Schwäbische Zeitung (Friedrichshafen)
Falsche Polizisten: Angeklagter bricht sein Schweigen
Mutmaßlicher Mittelsmann einer Betrügerbande weist Vorwürfe zurück und bezichtigt Zeugen der Lüge
FRIEDRICHSHAFEN - Auch am siebten Tag der Berufungsverhandlung gegen den mutmaßlichen Mittelsmann einer internationalen Betrügerbande hat es am Landgericht Ravensburg am Mittwoch noch keinen Urteilsspruch gegeben. Dafür aber erstmals eine Erklärung des 28-jährigen Angeklagten, die er seinen Verteidiger verlesen ließ. Darin wies er die gegen ihn erhobenen Vorwürfe zurück und bezichtigte den Hauptbelastungszeugen der Lüge.
Bei dem Angeklagten soll es sich um den sogenannten Logistiker einer Bande von Betrügern handeln, die von der Türkei aus ältere Menschen in Deutschland anrufen, sich als Polizisten ausgeben und ihre Opfer dazu bringen, ihnen größere Geldsummen zu überlassen. Aufgabe des Logistikers ist es, im Auftrag der Hintermänner die Abholung des Geldes zu organisieren. Dies soll der 28-Jährige von einer Shisha Bar in Bremen aus getan haben. Richter und Schöffen am Amtsgericht Tettnang sahen es als erwiesen an, dass er in einem konkreten Fall in Friedrichshafen, wo es um 100 000 Euro ging, die beiden Geldabholer beauftragt hat. Das Tettnanger Urteil: eine Freiheitsstrafe von drei Jahren und fünf Monaten. Die Geldabholer waren zuvor bereits zu Bewährungsstrafen verurteilt worden.

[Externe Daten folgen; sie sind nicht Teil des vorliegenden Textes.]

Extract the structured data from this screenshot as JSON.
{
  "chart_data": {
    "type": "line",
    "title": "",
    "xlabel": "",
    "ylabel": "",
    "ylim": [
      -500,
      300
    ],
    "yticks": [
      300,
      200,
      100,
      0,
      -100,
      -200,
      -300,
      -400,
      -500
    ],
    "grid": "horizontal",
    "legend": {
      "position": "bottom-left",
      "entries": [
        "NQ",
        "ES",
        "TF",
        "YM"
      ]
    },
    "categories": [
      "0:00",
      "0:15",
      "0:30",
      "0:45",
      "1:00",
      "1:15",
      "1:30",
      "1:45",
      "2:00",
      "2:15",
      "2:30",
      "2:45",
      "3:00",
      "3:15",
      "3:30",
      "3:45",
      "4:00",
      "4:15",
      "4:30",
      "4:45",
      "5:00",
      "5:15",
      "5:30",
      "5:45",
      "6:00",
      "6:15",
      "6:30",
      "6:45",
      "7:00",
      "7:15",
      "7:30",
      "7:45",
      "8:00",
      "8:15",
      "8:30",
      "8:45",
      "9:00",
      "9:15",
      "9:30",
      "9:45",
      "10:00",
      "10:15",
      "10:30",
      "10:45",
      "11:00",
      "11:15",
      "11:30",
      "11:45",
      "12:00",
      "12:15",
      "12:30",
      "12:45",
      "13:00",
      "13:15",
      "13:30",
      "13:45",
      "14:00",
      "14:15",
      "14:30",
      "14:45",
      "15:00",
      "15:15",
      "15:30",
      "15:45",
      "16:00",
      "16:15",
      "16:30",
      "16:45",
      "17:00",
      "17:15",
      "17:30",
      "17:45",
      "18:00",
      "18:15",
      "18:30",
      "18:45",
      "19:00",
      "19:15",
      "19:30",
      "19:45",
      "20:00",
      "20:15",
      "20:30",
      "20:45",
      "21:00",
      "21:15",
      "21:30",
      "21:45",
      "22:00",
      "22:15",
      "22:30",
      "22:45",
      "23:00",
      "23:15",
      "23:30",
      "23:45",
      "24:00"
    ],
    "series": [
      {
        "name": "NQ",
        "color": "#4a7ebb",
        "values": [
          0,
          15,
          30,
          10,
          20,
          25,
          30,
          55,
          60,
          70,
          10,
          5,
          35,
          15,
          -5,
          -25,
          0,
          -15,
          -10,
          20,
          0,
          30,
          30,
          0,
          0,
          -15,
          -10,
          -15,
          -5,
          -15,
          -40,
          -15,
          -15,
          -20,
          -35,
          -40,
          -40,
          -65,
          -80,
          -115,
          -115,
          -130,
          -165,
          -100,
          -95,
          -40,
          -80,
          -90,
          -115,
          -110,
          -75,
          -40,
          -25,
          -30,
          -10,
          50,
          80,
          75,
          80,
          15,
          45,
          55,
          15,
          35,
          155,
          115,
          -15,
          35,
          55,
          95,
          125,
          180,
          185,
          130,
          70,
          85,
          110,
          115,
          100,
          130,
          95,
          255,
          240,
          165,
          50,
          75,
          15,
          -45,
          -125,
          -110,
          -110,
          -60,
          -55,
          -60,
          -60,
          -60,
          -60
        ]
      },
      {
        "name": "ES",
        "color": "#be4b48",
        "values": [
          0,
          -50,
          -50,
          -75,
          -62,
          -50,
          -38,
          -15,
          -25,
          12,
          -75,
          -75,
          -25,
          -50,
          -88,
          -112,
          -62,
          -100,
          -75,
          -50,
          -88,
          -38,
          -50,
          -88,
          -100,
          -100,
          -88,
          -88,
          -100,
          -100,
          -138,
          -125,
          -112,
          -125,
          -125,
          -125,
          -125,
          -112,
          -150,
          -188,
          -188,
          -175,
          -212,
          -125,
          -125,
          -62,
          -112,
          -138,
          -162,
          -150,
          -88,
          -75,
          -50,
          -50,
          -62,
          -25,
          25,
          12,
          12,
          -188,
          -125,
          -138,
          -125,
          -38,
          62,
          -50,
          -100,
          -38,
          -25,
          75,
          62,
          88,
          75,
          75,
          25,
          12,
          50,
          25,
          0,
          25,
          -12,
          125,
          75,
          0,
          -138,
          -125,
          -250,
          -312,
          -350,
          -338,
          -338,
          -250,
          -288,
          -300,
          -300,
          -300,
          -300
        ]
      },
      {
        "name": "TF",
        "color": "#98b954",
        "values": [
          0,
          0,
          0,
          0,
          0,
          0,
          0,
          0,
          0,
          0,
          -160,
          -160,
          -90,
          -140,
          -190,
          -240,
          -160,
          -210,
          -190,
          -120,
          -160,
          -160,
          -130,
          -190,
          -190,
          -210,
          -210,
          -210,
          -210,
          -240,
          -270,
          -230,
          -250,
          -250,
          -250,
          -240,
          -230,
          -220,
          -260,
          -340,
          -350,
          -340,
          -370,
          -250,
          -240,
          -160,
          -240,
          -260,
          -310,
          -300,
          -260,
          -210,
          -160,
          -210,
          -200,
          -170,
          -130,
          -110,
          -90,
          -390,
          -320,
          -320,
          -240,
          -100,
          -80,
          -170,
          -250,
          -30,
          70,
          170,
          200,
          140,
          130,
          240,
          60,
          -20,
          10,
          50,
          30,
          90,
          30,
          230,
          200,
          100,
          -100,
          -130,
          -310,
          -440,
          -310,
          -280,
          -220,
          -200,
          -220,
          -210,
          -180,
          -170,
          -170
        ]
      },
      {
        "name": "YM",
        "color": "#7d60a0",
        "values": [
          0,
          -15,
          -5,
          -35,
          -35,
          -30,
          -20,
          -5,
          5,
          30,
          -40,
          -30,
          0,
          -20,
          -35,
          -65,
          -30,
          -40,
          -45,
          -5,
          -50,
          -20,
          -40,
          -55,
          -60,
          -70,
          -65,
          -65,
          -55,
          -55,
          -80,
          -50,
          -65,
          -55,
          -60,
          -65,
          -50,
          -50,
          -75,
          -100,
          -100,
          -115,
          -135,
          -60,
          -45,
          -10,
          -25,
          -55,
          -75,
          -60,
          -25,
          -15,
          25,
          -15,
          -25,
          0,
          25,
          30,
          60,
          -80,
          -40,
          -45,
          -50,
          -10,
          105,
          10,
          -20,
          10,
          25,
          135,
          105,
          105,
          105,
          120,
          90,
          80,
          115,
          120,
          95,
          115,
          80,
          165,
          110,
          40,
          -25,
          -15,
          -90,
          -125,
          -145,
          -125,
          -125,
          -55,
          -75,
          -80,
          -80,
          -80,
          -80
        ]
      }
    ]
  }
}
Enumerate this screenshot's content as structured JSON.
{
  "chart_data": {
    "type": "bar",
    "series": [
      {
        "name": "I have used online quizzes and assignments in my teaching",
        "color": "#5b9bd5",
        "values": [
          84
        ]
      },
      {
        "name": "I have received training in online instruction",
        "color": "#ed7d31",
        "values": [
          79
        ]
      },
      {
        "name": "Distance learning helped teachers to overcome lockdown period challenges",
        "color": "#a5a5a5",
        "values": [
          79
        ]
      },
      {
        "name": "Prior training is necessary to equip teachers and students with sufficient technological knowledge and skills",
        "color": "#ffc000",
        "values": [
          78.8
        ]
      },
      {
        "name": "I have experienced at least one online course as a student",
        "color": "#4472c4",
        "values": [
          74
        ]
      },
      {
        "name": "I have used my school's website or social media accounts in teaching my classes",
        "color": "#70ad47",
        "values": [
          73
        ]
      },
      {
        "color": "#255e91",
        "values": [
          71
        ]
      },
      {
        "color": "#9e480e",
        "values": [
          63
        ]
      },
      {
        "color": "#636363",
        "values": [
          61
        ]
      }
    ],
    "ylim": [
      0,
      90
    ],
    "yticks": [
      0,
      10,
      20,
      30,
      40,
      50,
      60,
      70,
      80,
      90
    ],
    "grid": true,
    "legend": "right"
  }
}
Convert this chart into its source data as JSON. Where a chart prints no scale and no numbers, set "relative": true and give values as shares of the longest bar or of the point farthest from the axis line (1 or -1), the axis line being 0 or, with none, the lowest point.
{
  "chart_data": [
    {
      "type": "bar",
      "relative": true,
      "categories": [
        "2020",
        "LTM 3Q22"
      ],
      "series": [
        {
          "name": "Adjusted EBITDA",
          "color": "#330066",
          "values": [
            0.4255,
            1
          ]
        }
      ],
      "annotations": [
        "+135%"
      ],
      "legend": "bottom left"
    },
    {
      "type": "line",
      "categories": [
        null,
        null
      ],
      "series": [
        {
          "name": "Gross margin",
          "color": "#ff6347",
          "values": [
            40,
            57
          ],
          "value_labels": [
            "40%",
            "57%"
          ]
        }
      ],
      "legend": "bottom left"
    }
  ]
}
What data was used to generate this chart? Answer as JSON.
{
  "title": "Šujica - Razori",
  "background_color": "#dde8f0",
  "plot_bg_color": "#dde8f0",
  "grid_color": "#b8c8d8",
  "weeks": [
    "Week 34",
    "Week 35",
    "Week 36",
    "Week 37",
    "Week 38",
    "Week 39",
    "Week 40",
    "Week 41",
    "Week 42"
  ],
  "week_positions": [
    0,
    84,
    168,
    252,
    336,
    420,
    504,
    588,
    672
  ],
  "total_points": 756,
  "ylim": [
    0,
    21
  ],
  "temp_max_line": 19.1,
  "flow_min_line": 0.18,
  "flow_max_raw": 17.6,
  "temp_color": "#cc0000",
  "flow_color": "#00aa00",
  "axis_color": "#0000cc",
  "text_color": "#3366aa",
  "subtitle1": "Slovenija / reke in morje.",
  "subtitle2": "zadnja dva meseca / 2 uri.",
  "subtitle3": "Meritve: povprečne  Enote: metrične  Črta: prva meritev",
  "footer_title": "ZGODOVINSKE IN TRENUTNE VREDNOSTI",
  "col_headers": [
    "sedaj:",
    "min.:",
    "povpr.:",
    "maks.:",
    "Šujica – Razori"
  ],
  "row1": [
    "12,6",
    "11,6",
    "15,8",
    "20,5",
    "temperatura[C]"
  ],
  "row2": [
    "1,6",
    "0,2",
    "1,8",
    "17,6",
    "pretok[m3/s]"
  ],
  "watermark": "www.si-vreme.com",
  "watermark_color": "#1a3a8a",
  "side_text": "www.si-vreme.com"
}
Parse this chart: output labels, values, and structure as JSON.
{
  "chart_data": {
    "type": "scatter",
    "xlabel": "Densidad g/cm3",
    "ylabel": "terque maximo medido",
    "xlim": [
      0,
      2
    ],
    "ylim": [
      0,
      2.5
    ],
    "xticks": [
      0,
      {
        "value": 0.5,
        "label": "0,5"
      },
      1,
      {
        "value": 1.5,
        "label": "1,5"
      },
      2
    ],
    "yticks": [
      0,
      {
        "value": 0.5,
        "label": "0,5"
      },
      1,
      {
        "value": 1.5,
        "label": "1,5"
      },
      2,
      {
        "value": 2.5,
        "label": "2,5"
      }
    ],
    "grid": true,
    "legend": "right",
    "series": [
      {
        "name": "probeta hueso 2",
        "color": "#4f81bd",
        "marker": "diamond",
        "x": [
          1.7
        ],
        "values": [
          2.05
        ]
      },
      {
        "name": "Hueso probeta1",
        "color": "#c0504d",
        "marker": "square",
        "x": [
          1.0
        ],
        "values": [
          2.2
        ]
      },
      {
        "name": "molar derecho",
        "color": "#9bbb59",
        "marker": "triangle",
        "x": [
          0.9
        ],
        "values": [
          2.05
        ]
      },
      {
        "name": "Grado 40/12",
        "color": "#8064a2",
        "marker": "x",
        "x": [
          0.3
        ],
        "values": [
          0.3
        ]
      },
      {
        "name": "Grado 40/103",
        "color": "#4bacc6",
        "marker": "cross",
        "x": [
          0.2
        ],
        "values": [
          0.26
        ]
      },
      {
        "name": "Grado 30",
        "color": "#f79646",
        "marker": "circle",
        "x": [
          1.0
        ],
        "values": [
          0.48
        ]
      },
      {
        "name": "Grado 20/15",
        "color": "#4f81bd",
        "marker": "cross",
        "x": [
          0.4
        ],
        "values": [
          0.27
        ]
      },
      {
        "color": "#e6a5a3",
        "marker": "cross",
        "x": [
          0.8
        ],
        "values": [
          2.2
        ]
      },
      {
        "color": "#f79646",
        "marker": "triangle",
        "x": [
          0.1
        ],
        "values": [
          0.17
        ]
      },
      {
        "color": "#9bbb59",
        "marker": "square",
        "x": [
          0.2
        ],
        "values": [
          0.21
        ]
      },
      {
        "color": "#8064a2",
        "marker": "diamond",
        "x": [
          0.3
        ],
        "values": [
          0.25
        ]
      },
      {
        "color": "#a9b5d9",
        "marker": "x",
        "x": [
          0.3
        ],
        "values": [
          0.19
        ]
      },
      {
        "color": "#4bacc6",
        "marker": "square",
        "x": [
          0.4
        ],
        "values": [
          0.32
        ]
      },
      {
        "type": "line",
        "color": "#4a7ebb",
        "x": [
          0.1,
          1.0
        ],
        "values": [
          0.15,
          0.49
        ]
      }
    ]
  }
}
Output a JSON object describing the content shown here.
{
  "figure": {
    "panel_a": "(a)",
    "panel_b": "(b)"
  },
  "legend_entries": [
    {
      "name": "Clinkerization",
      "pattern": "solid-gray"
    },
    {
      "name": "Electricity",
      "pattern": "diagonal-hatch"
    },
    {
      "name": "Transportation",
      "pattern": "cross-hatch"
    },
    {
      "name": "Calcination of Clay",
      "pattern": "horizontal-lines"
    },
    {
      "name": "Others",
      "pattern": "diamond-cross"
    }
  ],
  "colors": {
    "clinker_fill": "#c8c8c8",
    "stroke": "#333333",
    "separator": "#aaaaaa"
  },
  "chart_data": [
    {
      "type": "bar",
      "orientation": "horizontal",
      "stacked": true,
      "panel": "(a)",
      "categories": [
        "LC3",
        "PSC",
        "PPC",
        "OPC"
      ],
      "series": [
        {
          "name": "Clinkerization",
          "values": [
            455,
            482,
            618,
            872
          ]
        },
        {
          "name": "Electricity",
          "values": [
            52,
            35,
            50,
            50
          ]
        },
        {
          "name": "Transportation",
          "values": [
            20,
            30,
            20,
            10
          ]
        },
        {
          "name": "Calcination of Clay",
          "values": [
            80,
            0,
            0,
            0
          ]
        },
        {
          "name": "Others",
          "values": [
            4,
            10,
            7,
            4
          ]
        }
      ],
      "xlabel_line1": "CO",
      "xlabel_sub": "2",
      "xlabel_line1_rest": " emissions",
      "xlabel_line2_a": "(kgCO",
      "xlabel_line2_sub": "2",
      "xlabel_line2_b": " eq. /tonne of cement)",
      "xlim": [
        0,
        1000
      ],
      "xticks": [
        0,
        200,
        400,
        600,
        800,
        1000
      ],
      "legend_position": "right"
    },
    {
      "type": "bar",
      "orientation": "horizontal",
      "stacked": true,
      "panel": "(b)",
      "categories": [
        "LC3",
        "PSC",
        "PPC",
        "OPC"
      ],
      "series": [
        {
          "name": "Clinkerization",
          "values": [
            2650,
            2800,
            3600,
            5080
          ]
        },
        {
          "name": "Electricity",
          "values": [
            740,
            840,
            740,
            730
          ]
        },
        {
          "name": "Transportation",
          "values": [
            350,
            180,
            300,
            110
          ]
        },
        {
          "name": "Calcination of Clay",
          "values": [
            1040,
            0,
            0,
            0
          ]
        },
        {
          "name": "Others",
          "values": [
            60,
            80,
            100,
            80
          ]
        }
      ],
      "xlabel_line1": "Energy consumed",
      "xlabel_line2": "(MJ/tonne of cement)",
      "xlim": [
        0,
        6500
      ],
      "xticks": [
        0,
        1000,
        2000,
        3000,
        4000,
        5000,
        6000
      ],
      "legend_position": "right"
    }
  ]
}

Gegen das Urteil legten sowohl Verteidigung als auch Staatsanwaltschaft Berufung ein, weshalb der Fall am Landgericht Ravensburg seit Juli erneut aufgerollt wird. Kurz vor Abschluss der Beweisaufnahme äußerte sich der Angeklagte nun erstmals selbst zu den Vorwürfen – in Form ei- ner von seinem Verteidiger verlesenen Erklärung. Darin bestritt er ausdrücklich, die Geldabholer beauftragt zu haben und lieferte eigene Erklärungen für verschiedene Indizien, die aus Sicht von Kriminalpolizei, Staatsanwaltschaft, Richter und Schöffen ein Gesamtbild ergeben hatten, das zusammen mit den detaillierten, belastenden Aussagen eines der beiden Geldabholer letztlich zum Schuldspruch geführt hatte. Ferner wies der Angeklagte darauf hin, dass diese angeblichen Indizien in keinem Zusammenhang mit der ihm vorgeworfenen Straftat stünden – und kritisierte, dass die Glaubwürdigkeit des Hauptbelastungszeugen nicht ordentlich geprüft worden sei. In seiner ersten polizeilichen Vernehmung hatte der Geldabholer zunächst einen anderen Beteiligten als Auftraggeber genannt und erst nach einem Verteidigerwechsel den nun Angeklagten ins Spiel gebracht. Dessen Verteidiger argumentierte bislang so, dass vor al- lem die Aussicht auf eine mildere Strafe für sich selbst zu dieser belastenden Aussage geführt haben soll. Um die Glaubwürdigkeit des Zeugen zu erschüttern, beantragte er, einen weiteren Zeugen aus Bremen zu laden – gegen den übrigens in einem anderen Betrugsfall mit der Polizistenmasche ermittelt wird. Dieser Mann berichtete nun, dass er am Morgen der Geldabholung gemeinsam mit dem Belastungszeugen in Bremen ein Auto gemietet und ein anderes Mietfahrzeug zurückgegeben habe – was sich anhand der Unterlagen des Vermieters offenbar belegen lässt und den Aussagen des Belastungszeugen widerspricht. Dieser hatte ausgesagt, dass er an jenem Morgen vom Angeklagten abgeholt und auf der Fahrt zur Shisha Bar mit der Fahrt an den Bodensee beauftragt worden sei.
Fortgesetzt wird die Verhandlung am Landgericht Ravensburg am 6. September.